Собственно, всю жизнь герой этой книги существовал в условиях советского двоемыслия. Он клеймил тех, кто заглядывался на «заграничные наклейки», – и сам же пользовался западными благами. Он писал песню о Павлике Морозове, но вряд ли хотел бы, чтобы Никита Сергеевич повторил подвиг этого пионера-героя. Он называл события 1917 года «лихими днями октябрьского переворота» – и через пару страниц объявлял советскую власть «лучшим периодом в истории русского народа». Так что когда один из авторов, А. Шевченко, хвалит юбиляра за то, что он «остался верен своим убеждениям, идеалам», суть тех убеждений и идеалов аккуратно вынесена за скобки. Иначе пришлось бы довольствоваться краткой формулой, приведенной здесь же, в статье режиссера В. Максимова: «Его кредо – жить и радоваться жизни». Да кто бы в этом сомневался?
Занимательная математика
Маша Гессен. Совершенная строгость. Григорий Перельман: гений и задача тысячелетия. М.: Астрель, CORPUS
Давно замечено, что подлинный гений отличается от простого таланта не только масштабами своего дарования, то есть, условно говоря, количественно, но и неким качеством отношений с внешним миром. Если талант комфортно вписывается в реальность, как «витрувианский человек» Леонардо да Винчи в отведенную окружность, то гению, напротив, всякая гармония категорически чужда: он выламывается из рамок пошлых обстоятельств, идет им вразрез и покупает линованную бумагу лишь затем, чтобы писать на ней поперек. Мир, растопырив объятия, пытается уловить гения и приспособить к собственным нуждам, а тот выскальзывает и остается при своих.

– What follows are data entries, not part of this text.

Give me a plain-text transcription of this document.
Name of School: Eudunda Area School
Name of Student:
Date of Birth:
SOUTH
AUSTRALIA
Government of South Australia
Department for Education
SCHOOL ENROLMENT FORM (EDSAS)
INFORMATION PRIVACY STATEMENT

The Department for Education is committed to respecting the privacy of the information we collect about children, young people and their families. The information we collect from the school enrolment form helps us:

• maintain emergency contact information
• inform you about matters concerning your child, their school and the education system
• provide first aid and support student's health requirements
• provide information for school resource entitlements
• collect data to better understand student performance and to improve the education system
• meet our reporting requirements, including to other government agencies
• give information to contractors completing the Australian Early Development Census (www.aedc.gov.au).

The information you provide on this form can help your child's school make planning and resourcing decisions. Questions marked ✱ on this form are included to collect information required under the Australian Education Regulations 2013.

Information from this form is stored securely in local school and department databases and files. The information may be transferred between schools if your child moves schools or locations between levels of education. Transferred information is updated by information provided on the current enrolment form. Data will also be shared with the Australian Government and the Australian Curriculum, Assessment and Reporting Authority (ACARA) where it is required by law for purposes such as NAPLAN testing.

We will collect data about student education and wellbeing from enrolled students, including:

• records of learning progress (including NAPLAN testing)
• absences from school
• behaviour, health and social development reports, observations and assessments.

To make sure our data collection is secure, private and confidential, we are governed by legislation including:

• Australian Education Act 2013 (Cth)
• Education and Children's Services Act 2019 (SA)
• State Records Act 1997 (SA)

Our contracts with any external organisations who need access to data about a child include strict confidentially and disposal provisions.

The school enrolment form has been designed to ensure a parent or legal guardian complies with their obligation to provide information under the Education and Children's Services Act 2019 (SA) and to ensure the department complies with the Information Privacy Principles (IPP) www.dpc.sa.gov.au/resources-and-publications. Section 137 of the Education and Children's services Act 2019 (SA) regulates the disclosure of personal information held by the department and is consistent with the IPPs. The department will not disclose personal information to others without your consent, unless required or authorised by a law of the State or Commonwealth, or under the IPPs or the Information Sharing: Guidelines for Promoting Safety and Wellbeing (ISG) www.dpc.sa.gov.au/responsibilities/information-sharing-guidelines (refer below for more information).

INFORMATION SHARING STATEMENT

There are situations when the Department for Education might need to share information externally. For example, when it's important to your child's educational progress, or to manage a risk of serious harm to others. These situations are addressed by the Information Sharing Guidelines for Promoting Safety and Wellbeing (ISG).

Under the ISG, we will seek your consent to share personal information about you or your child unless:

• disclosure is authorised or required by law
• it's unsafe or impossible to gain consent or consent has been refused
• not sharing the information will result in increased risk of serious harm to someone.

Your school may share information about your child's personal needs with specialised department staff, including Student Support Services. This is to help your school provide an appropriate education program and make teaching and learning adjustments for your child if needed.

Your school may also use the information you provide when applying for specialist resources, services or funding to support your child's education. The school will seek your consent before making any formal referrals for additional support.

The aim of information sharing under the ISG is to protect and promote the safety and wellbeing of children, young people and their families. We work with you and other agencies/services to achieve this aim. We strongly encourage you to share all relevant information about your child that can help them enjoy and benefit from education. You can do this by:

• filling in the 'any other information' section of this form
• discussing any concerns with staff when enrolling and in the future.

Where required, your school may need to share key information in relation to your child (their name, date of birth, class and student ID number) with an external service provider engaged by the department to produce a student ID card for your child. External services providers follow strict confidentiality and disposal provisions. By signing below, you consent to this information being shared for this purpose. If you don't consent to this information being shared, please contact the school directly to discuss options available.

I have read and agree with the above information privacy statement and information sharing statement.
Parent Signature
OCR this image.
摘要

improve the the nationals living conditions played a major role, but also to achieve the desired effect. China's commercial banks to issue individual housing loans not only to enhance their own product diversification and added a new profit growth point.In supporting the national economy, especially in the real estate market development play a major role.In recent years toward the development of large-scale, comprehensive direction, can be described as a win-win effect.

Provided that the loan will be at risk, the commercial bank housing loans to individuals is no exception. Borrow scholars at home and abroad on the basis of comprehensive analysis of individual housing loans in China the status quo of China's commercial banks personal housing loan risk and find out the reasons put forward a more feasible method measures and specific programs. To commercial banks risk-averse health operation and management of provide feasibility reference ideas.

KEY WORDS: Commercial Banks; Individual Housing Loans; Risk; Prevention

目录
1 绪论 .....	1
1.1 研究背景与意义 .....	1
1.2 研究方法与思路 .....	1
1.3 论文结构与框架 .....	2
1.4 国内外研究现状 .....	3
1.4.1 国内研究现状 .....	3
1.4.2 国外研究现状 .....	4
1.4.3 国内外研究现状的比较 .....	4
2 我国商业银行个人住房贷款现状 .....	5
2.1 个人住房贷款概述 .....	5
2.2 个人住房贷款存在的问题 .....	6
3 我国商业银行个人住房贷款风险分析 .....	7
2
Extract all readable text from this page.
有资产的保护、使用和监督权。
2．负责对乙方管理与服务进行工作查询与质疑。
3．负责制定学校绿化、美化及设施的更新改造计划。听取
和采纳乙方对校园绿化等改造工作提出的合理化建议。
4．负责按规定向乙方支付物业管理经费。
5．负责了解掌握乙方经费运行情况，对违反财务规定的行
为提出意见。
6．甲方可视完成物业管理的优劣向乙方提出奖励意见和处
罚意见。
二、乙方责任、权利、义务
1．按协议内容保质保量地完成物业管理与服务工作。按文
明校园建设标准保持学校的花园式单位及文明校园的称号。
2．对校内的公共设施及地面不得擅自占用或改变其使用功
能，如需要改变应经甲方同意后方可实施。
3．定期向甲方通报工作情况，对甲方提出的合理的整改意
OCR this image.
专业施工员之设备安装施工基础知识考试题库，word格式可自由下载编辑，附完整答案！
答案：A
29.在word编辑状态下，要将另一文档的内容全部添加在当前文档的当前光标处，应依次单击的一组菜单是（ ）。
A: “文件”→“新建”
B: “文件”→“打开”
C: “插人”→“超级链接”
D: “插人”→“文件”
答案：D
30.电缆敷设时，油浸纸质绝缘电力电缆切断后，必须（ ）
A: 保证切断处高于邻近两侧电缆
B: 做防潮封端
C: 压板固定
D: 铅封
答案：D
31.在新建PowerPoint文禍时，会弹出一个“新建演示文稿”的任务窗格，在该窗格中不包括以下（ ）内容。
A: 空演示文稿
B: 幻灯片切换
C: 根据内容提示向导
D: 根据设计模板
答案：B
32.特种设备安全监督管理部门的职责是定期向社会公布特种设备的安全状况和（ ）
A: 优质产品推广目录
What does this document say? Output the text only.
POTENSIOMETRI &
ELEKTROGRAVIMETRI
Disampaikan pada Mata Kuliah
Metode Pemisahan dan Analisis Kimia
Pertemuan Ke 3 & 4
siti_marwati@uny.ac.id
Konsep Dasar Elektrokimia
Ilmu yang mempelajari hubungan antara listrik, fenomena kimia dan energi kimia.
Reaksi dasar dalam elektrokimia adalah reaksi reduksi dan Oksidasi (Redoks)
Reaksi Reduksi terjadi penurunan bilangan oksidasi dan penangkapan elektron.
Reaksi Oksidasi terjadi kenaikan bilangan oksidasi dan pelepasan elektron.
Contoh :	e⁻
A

Поскольку для журналистки Маши Гессен главный герой ее книги, математик Григорий Яковлевич Перельман, доказавший гипотезу Пуанкаре, – гений априори, осознание этого факта значительно облегчает творческую задачу исследовательницы. По сути, конкретный ответ уже указан в конце задачника, и, раз так, автору остается лишь набирать необходимую эмпирику и распрямить все вопросительные знаки до кондиций знаков восклицательных.